I'm trying to make a polls app where user will give their input according to available choices
# they can be different also `len` of `choices` list can be changed
choices = ['Agree', 'Disagree', 'Leave Blank']
And the user_input will 1 item from the choices. like
new_user_input = 'Agree' # that could be anything from choices
I've been struggling with returning accurate results with out running multiple iterations.

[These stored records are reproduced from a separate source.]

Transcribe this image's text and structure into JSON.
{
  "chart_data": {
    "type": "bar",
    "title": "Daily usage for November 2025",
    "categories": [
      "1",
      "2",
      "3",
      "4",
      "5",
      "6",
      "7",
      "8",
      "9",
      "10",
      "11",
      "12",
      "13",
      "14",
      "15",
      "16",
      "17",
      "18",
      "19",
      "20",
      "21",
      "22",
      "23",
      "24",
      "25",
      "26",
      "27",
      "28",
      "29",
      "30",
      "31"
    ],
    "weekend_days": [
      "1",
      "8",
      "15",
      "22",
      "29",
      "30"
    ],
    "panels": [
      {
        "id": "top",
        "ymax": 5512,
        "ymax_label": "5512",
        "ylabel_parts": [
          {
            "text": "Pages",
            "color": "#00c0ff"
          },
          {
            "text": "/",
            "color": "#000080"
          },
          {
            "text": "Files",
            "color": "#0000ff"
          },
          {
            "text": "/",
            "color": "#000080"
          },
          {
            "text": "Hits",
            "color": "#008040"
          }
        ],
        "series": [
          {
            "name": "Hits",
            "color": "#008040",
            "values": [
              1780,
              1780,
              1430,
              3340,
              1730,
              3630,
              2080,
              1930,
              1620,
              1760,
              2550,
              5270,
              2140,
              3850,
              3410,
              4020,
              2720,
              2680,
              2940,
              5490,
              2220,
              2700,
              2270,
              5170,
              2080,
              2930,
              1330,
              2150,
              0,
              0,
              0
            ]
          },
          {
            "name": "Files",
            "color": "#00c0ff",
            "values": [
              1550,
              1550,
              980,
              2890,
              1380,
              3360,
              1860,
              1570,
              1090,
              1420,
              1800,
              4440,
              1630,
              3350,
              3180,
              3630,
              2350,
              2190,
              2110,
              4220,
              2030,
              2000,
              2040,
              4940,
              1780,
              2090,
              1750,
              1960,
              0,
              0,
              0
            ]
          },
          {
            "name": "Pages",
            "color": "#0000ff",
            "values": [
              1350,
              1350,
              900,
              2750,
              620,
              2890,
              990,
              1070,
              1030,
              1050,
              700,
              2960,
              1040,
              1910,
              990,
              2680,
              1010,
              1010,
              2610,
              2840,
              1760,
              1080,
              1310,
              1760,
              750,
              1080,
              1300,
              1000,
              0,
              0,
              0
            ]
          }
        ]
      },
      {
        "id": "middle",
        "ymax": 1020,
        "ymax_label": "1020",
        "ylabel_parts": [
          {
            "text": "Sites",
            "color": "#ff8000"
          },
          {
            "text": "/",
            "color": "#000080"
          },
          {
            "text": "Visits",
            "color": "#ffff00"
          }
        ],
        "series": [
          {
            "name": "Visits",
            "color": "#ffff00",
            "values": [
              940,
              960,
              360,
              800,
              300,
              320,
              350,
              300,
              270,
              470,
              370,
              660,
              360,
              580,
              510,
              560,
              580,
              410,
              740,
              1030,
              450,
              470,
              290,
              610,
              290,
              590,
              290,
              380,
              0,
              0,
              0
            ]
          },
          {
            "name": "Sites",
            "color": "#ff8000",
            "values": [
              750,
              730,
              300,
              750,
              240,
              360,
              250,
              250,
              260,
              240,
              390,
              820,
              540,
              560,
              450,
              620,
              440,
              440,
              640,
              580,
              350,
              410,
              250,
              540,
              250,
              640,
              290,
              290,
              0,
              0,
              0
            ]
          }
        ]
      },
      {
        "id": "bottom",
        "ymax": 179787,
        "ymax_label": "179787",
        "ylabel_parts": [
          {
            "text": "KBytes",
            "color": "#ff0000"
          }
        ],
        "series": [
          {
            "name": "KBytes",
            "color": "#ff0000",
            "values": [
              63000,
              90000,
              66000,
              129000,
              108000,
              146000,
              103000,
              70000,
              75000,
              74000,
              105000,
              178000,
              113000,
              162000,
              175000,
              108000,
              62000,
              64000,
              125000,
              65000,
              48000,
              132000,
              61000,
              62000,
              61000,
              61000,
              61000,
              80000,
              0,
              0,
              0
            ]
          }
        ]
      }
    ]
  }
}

Lets see what I'm trying :
def find_occurency_percentage(list_):
return {i: round(list_.count(i)/len(list_)*100, 2) for i in list_}
Running this function in Scenario 1:
# Fist Scenario
all_user_inputs = ['Agree', 'Disagree', 'Agree', 'Disagree', 'Agree', ]
new_user_input = 'Agree' # that could be anything from choices
all_user_inputs.append(new_user_input)
print(find_occurency_percentage(all_user_inputs))
'''
current result = {'Agree': 66.67, 'Disagree': 33.33}
expected result = {'Agree' : 66.67, 'Disagree': 33.33, 'Leave Blank' : 00.0}
'''
My problem is I'm unable to handle it so that the result should be according to all original choices
. Not just only all_user_inputs
Here are more examples to understand the problem with running compiler https://godbolt.org/z/eTqYWd54e
CodePudding user response:
This should be more understandable
from collections import Counter
def find_occurency_percentage(list_, choices):
counts = Counter(list_)
return {k: counts[k] / len(list_) for k in choices}
choices = ['Agree', 'Disagree', 'Leave Blank']
all_user_inputs = ['Agree', 'Disagree', 'Agree', 'Disagree', 'Agree', 'Agree']
print(find_occurency_percentage(all_user_inputs, choices))
# {'Agree': 0.6666666666666666, 'Disagree': 0.3333333333333333, 'Leave Blank': 0.0}
CodePudding user response:
Iterate over choices instead:
{choice: round(100 * _list.count(k) / len(_list), 2) for choice in choices}
This has the added benefit of only iterating once over a much smaller input space, choices
, as opposed to a theoretically much larger space, which is the user inputs.